Intelligent integrated optimization of mining and ore-dressing grades in metal mines

An intelligent integrated method is proposed for optimizing the head grade and dressing grade in the mining and ore-dressing management of metal mines, beginning with the establishment of a nonlinear constrained optimization model with the objective function of economic benefit, two constraints comprising of the resource utilization rate and the output of concentrate, along with head grade and dressing grade as the decision variables. Particle swarm optimization (PSO) algorithm is then integrated with artificial neural networks to create a PSO–ANN algorithm capable of identifying the optimal grade combination. The outer layer of PSO–ANN uses the PSO algorithm to carry out a global search, with the head grade and dressing grade being combined as swarm particles for evolutionary computation.

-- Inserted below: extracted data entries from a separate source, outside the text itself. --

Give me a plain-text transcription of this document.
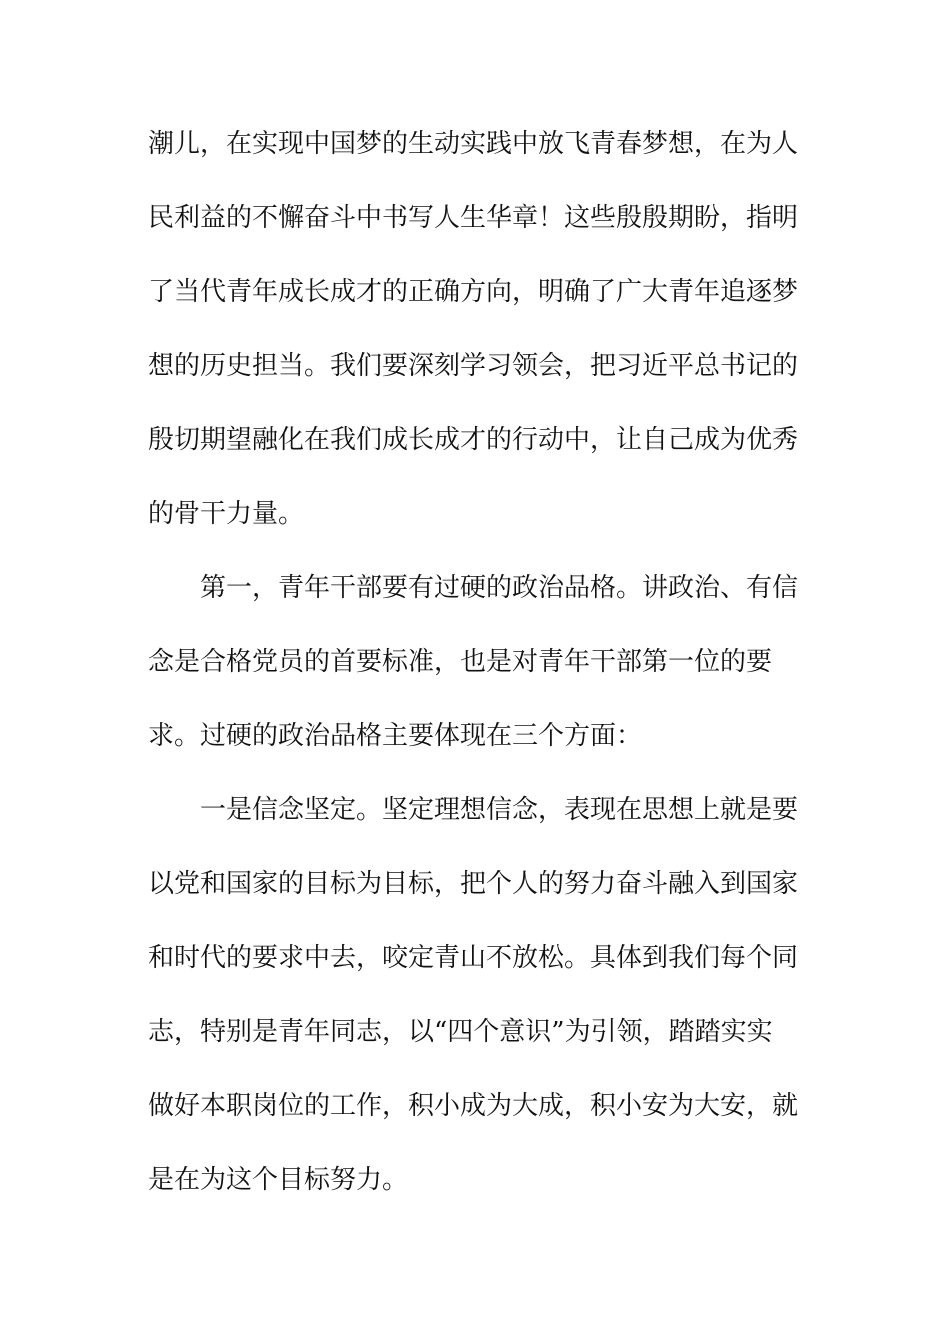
潮儿，在实现中国梦的生动实践中放飞青春梦想，在为人
民利益的不懈奋斗中书写人生华章！这些殷殷期盼，指明
了当代青年成长成才的正确方向，明确了广大青年追逐梦
想的历史担当。我们要深刻学习领会，把习近平总书记的
殷切期望融化在我们成长成才的行动中，让自己成为优秀
的骨干力量。
第一，青年干部要有过硬的政治品格。讲政治、有信
念是合格党员的首要标准，也是对青年干部第一位的要
求。过硬的政治品格主要体现在三个方面：
一是信念坚定。坚定理想信念，表现在思想上就是要
以党和国家的目标为目标，把个人的努力奋斗融入到国家
和时代的要求中去，咬定青山不放松。具体到我们每个同
志，特别是青年同志，以“四个意识”为引领，踏踏实实
做好本职岗位的工作，积小成为大成，积小安为大安，就
是在为这个目标努力。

The constraint handling techniques of feasibility-based rules are used to update the historical best location of each particle (pbest) and the global best location of the swarm (gbest) to guide the particles toward the optimum. The inner layer uses regression model, BPNN and RBFNN to calculate the loss rate, ore-dressing metal recovery rate and costs, respectively, to facilitate the further calculation of the resource utilization rate, the concentrate output and the economic benefit of each particle. Finally, the proposed method is tested by carrying out a case study based upon Daye Iron Mine to indicate its effectiveness and reliability.